Of the 2,900 seats erected for Friday’s game, only 600 went to the respected schools competing. The rest will be filled by military personnel. Donovan spoke to Spartans coach Tom Izzo about his experience last year, and Izzo raved about the response his team got from military, who were mostly around the same age as the players on the court.
“A lot of times you watch the news or you watch TV and hear about things going on abroad with people in Afghanistan or Iraq or wherever it may be,” Donovan said. “But it’s a different feeling when you know these guys are the same age I am.”
“I think it’s a privilege for us to meet them,” senior guard Kenny Boynton said. “It’s a once-in-a-lifetime thing. … It’s a game that you’ll never forget.”
Said center Patric Young: “I’m very appreciative. … It’s just a great opportunity for us to perform for them and give back to them.”
Izzo also gave Donovan some tips about dealing the unusual circumstance of playing a basketball game outside at night aboard a ship that’s docked on the water. Although Michigan State’s game last year that tipped off at 4:30 p.m. local time began much earlier than Florida’s 9 p.m. tip, Izzo said his team dealt with condensation issues on the hardwood. Additionally, the Gators and Hoyas could be dealing with cold temperatures, as the weather forecast for Friday in Jacksonville calls for an overnight low of 47 degrees.

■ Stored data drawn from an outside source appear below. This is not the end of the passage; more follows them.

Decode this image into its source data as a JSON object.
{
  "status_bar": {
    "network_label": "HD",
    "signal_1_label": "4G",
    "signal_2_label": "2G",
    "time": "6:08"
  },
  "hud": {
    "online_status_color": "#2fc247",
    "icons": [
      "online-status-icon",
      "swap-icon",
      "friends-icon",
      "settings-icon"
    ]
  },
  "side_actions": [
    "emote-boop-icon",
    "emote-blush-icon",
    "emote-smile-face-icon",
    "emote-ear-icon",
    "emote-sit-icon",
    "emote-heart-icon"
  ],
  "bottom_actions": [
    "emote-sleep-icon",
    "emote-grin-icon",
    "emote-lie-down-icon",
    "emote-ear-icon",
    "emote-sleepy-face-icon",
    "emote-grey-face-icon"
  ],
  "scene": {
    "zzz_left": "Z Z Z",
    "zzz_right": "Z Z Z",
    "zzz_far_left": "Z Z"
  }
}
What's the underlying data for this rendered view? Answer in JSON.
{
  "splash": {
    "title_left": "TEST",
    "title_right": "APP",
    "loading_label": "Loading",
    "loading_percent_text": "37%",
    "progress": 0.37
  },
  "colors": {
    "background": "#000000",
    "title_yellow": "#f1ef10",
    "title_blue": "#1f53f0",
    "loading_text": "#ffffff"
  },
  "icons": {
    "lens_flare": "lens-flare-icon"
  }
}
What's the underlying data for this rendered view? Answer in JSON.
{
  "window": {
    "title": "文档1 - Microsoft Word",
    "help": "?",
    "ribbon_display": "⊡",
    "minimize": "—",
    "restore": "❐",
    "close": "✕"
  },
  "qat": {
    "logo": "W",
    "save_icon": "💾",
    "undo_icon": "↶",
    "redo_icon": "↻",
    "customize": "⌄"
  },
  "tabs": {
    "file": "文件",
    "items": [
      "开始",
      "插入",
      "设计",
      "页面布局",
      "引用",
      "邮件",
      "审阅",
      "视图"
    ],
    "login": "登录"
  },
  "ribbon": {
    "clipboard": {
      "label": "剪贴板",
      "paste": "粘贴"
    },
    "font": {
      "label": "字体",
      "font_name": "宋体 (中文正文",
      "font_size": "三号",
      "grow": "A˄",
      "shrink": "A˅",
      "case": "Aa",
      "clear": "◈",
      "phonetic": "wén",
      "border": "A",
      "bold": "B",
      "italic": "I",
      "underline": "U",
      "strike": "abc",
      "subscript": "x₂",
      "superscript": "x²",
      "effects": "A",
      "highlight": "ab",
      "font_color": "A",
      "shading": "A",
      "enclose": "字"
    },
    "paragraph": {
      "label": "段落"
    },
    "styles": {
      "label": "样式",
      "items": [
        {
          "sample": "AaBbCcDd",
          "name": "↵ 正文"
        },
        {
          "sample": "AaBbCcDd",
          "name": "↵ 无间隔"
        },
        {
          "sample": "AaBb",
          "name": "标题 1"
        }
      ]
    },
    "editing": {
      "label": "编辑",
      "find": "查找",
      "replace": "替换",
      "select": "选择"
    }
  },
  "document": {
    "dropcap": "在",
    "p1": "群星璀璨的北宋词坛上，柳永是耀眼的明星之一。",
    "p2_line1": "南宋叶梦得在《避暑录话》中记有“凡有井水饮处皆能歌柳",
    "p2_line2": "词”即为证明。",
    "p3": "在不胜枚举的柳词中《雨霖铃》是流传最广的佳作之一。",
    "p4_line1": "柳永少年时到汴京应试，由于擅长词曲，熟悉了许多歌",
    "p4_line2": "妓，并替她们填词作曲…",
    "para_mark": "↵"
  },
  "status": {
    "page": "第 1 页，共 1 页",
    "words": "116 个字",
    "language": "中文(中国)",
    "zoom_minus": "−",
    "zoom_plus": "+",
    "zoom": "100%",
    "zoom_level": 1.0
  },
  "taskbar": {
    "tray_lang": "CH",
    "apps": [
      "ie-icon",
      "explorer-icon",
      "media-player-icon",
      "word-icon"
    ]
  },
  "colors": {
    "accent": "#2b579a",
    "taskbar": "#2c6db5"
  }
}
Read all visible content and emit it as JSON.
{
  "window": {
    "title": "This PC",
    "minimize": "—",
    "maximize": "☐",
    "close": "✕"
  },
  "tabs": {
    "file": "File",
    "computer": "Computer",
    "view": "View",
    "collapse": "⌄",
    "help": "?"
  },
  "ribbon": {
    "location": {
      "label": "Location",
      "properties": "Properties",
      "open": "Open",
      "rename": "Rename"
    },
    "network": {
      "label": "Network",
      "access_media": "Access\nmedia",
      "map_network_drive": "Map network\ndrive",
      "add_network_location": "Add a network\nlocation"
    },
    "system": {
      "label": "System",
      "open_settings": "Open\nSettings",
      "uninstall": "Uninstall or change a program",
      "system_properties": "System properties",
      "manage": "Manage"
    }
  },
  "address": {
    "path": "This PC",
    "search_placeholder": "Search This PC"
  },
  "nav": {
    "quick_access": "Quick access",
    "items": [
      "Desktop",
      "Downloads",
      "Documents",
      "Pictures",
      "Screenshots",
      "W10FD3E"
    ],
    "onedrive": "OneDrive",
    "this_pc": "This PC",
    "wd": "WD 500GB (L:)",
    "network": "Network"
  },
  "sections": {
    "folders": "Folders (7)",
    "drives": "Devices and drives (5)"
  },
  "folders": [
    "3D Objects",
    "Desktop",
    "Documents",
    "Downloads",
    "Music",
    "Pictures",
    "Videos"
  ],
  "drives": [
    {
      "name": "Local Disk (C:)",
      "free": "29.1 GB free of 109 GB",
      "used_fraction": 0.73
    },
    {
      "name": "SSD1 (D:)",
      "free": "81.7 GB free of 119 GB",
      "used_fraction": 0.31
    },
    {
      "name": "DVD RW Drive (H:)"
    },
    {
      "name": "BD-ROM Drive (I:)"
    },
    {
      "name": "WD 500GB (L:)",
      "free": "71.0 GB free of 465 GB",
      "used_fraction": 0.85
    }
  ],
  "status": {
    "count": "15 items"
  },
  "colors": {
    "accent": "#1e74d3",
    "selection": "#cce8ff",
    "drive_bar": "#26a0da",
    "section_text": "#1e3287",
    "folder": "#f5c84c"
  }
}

“Obviously it’s going to be a totally different situation,” Donovan said. “I don’t know many guys, at least growing up in New York, that when it was 40 degrees out they were playing outside with a pair of shorts and a T-shirt. This is going to be different. None of the guys have probably done anything like this.”
Workers will be drying the court during timeouts in an effort to reduce moisture, and the teams will likely use portable heaters behind the benches and stay in their full warm-up suits while not on the court to combat the cold temperatures.
Donovan said the conditions will likely lead to a poor shooting performance for both teams, like last year’s game between the Spartans and Tar Heels where neither team shot better than 47 percent, meaning an increase importance on rebounding. Florida struggled to rebound at times last year and in its exhibition last week, and that will be even more difficult Friday against the athletic and long Hoyas because the Gators will be without forward Casey Prather (concussions) and point guard Scottie Wilbekin (suspension).
“To me, it’s still a major concern. I don’t like it,” Donovan said of UF’s rebounding. “This [game] is really, really, really going to expose what kind of commitment we have made to rebound the basketball.”